With the Facebook app, the team was challenged to get the user into the action as quickly as possible. After all, a user may access their Facebook app with only a brief moment to spare. If this time is spent waiting for a loading screen, then that user is basically lost from interacting with Facebook. Obviously time is at a premium in this scenario.
In order to get a working screen to the user quicker, smart (and creative) caching was taken advantage of on the native iOS app. For example, one of the main screen elements on the Facebook app is a long table that contains all of the story items in the user’s feed. When this table (UITableView, as it is known to developers) loads, it has to spin through all of its entries in order to calculate proper display heights for everything. This manipulation costs valuable time, and the requirement grew as the user acquired more stories in the collection.

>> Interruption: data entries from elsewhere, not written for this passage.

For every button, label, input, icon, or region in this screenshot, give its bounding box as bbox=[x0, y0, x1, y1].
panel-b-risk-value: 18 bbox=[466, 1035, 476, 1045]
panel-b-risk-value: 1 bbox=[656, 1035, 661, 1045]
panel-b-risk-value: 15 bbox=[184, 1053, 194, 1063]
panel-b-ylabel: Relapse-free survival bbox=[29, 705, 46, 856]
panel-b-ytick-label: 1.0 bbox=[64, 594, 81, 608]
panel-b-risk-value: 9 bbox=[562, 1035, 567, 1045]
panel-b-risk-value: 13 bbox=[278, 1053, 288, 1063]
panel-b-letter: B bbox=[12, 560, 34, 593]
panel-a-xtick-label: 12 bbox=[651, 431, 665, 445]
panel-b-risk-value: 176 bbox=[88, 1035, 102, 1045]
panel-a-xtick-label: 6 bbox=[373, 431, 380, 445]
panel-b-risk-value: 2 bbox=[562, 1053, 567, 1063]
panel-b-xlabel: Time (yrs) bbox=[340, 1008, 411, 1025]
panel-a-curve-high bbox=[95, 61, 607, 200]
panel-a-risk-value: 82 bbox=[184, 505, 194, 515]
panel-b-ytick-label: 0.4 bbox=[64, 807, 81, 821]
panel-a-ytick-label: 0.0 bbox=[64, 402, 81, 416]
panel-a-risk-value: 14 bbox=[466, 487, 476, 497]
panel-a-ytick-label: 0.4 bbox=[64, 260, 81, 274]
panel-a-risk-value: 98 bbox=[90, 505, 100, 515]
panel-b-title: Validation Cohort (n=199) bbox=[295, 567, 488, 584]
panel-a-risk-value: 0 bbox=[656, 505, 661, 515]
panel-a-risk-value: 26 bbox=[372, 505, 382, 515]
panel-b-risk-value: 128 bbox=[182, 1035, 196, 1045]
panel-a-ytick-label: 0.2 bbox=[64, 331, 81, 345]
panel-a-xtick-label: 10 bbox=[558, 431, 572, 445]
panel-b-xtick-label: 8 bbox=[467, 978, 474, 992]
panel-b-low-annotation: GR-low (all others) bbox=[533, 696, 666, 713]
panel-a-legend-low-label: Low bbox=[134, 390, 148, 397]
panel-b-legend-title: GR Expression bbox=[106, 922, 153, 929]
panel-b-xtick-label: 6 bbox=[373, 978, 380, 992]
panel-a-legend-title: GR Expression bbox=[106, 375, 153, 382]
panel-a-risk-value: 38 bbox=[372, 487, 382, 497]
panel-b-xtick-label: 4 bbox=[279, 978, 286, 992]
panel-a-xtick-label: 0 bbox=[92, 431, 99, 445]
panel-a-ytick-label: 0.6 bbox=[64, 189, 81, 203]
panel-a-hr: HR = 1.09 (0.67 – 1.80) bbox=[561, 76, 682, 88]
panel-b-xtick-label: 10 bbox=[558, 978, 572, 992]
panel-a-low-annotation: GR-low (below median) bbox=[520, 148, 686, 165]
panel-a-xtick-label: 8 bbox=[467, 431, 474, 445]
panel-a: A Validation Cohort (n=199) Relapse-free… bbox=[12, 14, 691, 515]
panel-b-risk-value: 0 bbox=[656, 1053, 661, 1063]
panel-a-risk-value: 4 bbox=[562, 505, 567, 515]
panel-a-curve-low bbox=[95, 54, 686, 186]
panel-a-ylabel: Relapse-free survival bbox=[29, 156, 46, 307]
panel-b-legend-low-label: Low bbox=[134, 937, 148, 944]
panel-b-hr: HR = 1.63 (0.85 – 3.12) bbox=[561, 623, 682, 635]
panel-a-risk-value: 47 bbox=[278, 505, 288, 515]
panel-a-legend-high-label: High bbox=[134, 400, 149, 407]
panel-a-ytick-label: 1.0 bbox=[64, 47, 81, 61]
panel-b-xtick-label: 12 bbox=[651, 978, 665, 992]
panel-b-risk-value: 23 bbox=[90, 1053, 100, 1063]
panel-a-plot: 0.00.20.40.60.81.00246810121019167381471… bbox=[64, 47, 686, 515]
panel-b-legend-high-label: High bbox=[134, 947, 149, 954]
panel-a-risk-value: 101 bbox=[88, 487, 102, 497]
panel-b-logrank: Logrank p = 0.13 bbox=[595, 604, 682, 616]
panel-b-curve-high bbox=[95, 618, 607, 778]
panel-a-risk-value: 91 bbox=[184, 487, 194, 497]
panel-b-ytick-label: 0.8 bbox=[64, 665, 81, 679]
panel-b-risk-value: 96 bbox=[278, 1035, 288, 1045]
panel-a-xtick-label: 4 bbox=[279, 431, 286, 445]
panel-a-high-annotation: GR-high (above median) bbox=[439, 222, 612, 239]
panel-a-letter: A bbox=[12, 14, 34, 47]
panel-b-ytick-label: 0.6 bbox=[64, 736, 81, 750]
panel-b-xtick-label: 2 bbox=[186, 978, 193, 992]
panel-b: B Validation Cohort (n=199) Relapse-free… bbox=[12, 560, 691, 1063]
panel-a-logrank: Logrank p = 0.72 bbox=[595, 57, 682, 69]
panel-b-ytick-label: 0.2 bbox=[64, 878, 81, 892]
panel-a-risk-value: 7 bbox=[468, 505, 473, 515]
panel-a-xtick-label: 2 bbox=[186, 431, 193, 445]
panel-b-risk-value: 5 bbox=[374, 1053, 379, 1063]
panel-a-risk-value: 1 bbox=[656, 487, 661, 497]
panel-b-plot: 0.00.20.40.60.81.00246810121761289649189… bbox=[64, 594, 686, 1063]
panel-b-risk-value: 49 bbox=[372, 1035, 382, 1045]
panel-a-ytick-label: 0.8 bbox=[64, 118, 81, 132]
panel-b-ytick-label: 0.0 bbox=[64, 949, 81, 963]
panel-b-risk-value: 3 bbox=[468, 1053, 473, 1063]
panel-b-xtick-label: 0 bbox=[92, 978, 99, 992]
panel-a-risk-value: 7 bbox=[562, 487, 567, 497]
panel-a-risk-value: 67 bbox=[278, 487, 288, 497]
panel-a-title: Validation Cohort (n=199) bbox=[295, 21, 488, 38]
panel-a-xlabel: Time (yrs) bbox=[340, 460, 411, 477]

During the development of the native app, the Facebook team discovered that they could store this height information and access it at runtime. What’s more, they could do the actual entry loading and additional height calculations asynchronously instead of being processed in the foreground. The end result was a faster loading screen than was previously possible.
Hybrid Solution for Growing Pains
The Facebook app does not do away with HTML5 coding entirely. The developers wisely used the existing rendering system as a “fallback” method of displaying new and changed elements. That is, if the app gets something in the feed that it doesn’t understand, it will throw it over to a HTML5 renderer, which can be loaded at runtime. This allows the Facebook team to release new content without having to sync up the objective C code base first.
On the next release, of the app, the native code base will be tweaked to handle the new items. In this manner, both the business need for timely new content releases and the user requirement of an optimal user interface can be addressed within reasonable bounds.
As the Facebook app shows, it is hard to truly match native code performance with a generic solution, but only if the development team is willing to explore and use the advantages such a solution offers. Otherwise a mediocre project is going to remain so, regardless of the development environment used. You can’t expect a development platform alone to solve THAT kind of problem.